The Dominican Republic shares the Caribbean island of Hispaniola with Haiti. Its northern shores are where Christopher Columbus first landed in the Americas and its capital Santo Domingo was the first city founded by the Spanish on the continent.



In Cibao, the northern agricultural region, the bachata developed from the traditional guitar basic romantic bolero, popular in the Spanish speaking countries, into its own syncopated bachata rhythm. Musical gatherings called bachata in rural bars, brothels, at cockfights and in a backyard enramadas (bowers), where singers flung bawdy couplets at each other, brought the music into disrepute, associating it with places of dissolute pleasure. The bachata was considered too rude and vulgar to enter into the musical mainstream that was dominated by merengue, but it survived to become the voice of poetic love and social comment in the Dominican Republic.

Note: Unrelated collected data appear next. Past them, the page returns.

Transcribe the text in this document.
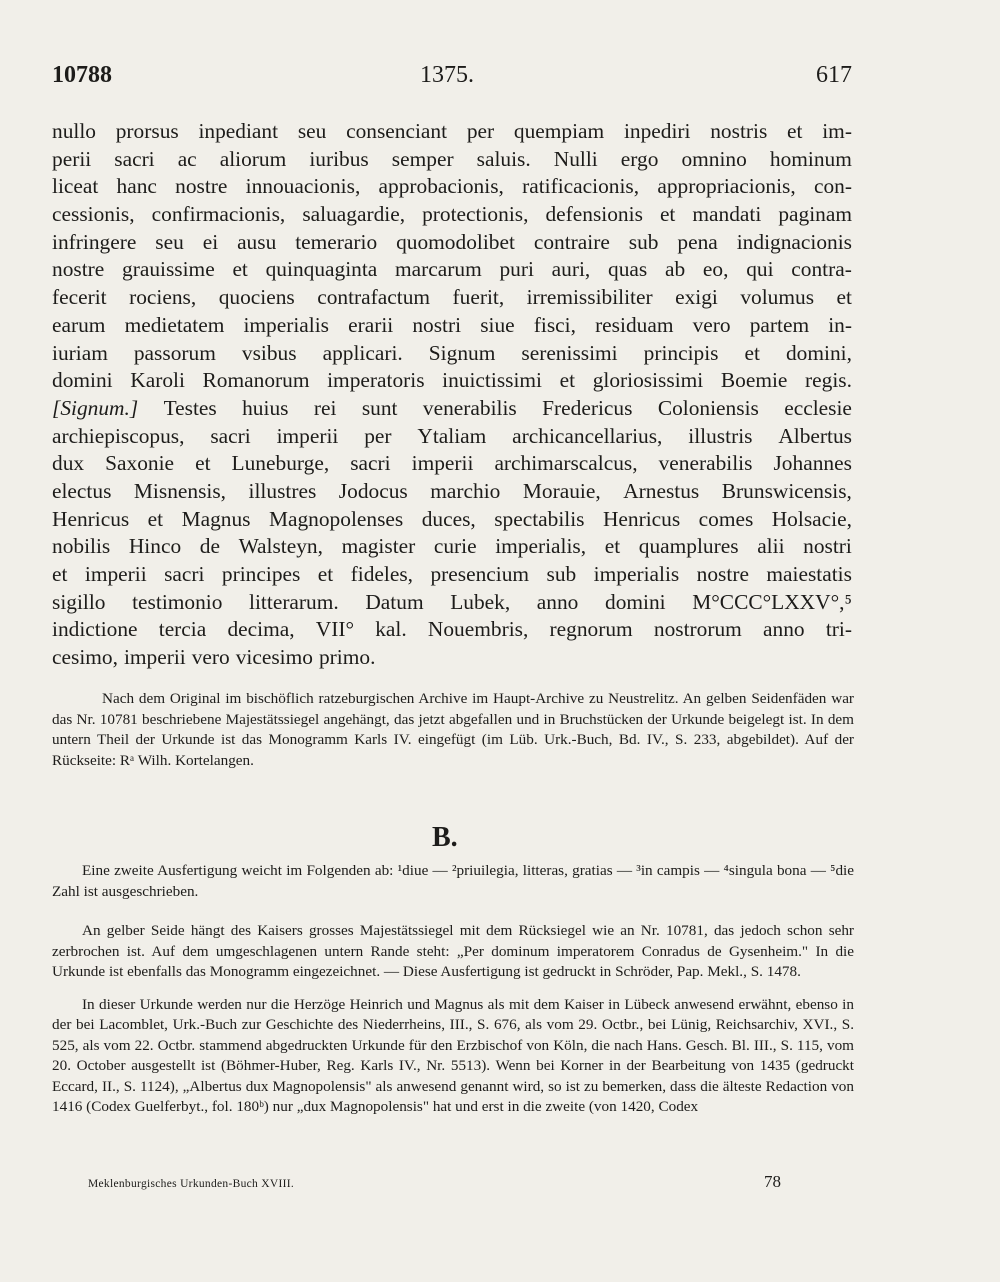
10788	1375.	617
nullo prorsus inpediant seu consenciant per quempiam inpediri nostris et im-
perii sacri ac aliorum iuribus semper saluis. Nulli ergo omnino hominum
liceat hanc nostre innouacionis, approbacionis, ratificacionis, appropriacionis, con-
cessionis, confirmacionis, saluagardie, protectionis, defensionis et mandati paginam
infringere seu ei ausu temerario quomodolibet contraire sub pena indignacionis
nostre grauissime et quinquaginta marcarum puri auri, quas ab eo, qui contra-
fecerit rociens, quociens contrafactum fuerit, irremissibiliter exigi volumus et
earum medietatem imperialis erarii nostri siue fisci, residuam vero partem in-
iuriam passorum vsibus applicari. Signum serenissimi principis et domini,
domini Karoli Romanorum imperatoris inuictissimi et gloriosissimi Boemie regis.
[Signum.] Testes huius rei sunt venerabilis Fredericus Coloniensis ecclesie
archiepiscopus, sacri imperii per Ytaliam archicancellarius, illustris Albertus
dux Saxonie et Luneburge, sacri imperii archimarscalcus, venerabilis Johannes
electus Misnensis, illustres Jodocus marchio Morauie, Arnestus Brunswicensis,
Henricus et Magnus Magnopolenses duces, spectabilis Henricus comes Holsacie,
nobilis Hinco de Walsteyn, magister curie imperialis, et quamplures alii nostri
et imperii sacri principes et fideles, presencium sub imperialis nostre maiestatis
sigillo testimonio litterarum. Datum Lubek, anno domini M°CCC°LXXV°,⁵
indictione tercia decima, VII° kal. Nouembris, regnorum nostrorum anno tri-
cesimo, imperii vero vicesimo primo.

Nach dem Original im bischöflich ratzeburgischen Archive im Haupt-Archive zu Neustrelitz. An gelben Seidenfäden war das Nr. 10781 beschriebene Majestätssiegel angehängt, das jetzt abgefallen und in Bruchstücken der Urkunde beigelegt ist. In dem untern Theil der Urkunde ist das Monogramm Karls IV. eingefügt (im Lüb. Urk.-Buch, Bd. IV., S. 233, abgebildet). Auf der Rückseite: Rᵃ Wilh. Kortelangen.

B.

Eine zweite Ausfertigung weicht im Folgenden ab: ¹diue — ²priuilegia, litteras, gratias — ³in campis — ⁴singula bona — ⁵die Zahl ist ausgeschrieben.

An gelber Seide hängt des Kaisers grosses Majestätssiegel mit dem Rücksiegel wie an Nr. 10781, das jedoch schon sehr zerbrochen ist. Auf dem umgeschlagenen untern Rande steht: „Per dominum imperatorem Conradus de Gysenheim." In die Urkunde ist ebenfalls das Monogramm eingezeichnet. — Diese Ausfertigung ist gedruckt in Schröder, Pap. Mekl., S. 1478.

In dieser Urkunde werden nur die Herzöge Heinrich und Magnus als mit dem Kaiser in Lübeck anwesend erwähnt, ebenso in der bei Lacomblet, Urk.-Buch zur Geschichte des Niederrheins, III., S. 676, als vom 29. Octbr., bei Lünig, Reichsarchiv, XVI., S. 525, als vom 22. Octbr. stammend abgedruckten Urkunde für den Erzbischof von Köln, die nach Hans. Gesch. Bl. III., S. 115, vom 20. October ausgestellt ist (Böhmer-Huber, Reg. Karls IV., Nr. 5513). Wenn bei Korner in der Bearbeitung von 1435 (gedruckt Eccard, II., S. 1124), „Albertus dux Magnopolensis" als anwesend genannt wird, so ist zu bemerken, dass die älteste Redaction von 1416 (Codex Guelferbyt., fol. 180ᵇ) nur „dux Magnopolensis" hat und erst in die zweite (von 1420, Codex

Meklenburgisches Urkunden-Buch XVIII.	78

If you’ve lost your love, you listen to bachata in a bar until the tears flow. If you’re with your love, you dance bachata until your hips ache. It is called musica del amargue, which means music of bitterness – the Dominican blues – touchingly used by those who can’t read or write to communicate their feelings or sentimientos. It is the music of the heart and of the soul, the music of the poor and disadvantage, sung usually by men in a nasal voice ( voz anodada- meaning spoiled/ruined voice ) accompanied by a powerful tenor and baritone harmony-duo chorus.



The bachata’s thumping bass and flowing tightly plucked guitar arpeggios, reminiscent of central African guitar riffs, draw dancers on the floor, old and young alike, improvising on a stately minuet-style pattern of steps with a saucy flick of the hip as if to remind us we are in the Dominican Republic!!!